Photographer Discovers Thousands of Dinosaur Footprints in National Park

by · Peta Pixel
Photographer Elio Della Ferrera discovered and took the first picture of the dinosaur footprints. | Elio Della Ferrera / PaleoStelvio Archive

A photographer discovered thousands of dinosaur footprints dating back around 210 million years while taking pictures of deer in an Italian national park.

Wildlife photographer Elio Della Ferra stumbled upon one of the oldest and largest known collections of dinosaur footprints in the Stelvio National Park in Northern Italy. The footprints date to the Triassic Period, around 210 million years ago.

According to Italian officials, Della Ferra had set out in September to photograph deer and vultures in Stelvio National Park when he noticed unusual markings on a steep, vertical rock wall nearly 2,000 feet above the nearest road.
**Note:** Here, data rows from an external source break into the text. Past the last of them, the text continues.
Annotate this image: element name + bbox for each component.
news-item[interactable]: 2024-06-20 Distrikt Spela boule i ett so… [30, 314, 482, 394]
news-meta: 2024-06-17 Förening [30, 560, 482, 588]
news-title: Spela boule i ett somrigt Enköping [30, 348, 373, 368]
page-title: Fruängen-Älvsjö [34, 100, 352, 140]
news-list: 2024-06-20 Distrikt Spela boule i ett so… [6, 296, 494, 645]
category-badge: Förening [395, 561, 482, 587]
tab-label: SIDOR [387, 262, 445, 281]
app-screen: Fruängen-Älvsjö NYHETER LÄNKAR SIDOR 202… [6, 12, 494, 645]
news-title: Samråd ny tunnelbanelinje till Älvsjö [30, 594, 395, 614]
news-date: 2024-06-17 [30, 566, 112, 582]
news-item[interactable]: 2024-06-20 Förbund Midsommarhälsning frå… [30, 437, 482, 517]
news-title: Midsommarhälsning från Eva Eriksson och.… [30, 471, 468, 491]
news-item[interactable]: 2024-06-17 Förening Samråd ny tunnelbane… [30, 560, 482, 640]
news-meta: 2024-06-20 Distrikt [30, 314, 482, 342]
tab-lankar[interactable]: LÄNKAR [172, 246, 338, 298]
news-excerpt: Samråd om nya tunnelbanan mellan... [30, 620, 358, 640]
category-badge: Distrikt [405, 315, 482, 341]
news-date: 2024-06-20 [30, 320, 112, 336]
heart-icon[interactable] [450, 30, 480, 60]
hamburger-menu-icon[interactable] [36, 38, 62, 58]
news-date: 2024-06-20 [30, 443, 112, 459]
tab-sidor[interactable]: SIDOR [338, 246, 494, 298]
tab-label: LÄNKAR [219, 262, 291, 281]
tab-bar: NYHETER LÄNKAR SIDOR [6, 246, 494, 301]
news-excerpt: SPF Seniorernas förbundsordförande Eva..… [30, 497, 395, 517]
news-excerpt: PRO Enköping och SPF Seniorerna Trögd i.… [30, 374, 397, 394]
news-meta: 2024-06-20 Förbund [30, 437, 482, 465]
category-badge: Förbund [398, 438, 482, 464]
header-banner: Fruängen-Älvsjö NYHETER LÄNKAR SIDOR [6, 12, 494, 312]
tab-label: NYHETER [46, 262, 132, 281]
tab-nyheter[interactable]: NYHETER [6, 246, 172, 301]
The site lies between about 7,900 and 9,200 feet above sea level on a north-facing wall that is largely shaded, a factor that made the footprints difficult to detect without a powerful camera lens.

Della Ferra said something strange caught his eye, and he scaled a vertical rock wall with some difficulty to get a closer look. He then spotted the dinosaur footprints stretching hundreds of feet on a vertical mountain wall in the park.

After recognizing the potential significance of the find, Della Ferrera contacted Cristiano Dal Sasso, a palaeontologist of Milan’s Natural History Museum. Dal Sasso then assembled a team of Italian experts to investigate and document the site. Experts say the discovery is notable both for the scale of the tracksite and its location. As many as 20,000 individual footprints have been identified across roughly three miles of rock in an area that was once a prehistoric coastal environment but had not previously produced dinosaur tracks.

“This time reality really surpasses fantasy,” Dal Sasso says in a press release.

The palaeontologist adds that the photographer’s extraordinary discovery is “an immense scientific heritage.”

Milan’s Natural History Museum has released multiple images of the footprints, now being referred to as the “valley of dinosaurs” on social media. The tracks are believed to have been made by long-necked, bipedal herbivorous dinosaurs up to 33 feet long and weighing as much as four tons, similar to Plateosaurus. During the Triassic Period, between about 250 and 201 million years ago, the rock wall would have been a tidal flat, before later becoming part of the Alpine chain. Some of the footprints measure up to 15.7 inches wide and include visible claw marks. Researchers say the track patterns suggest the dinosaurs moved in groups and at times gathered in circular formations, possibly as a protective behavior.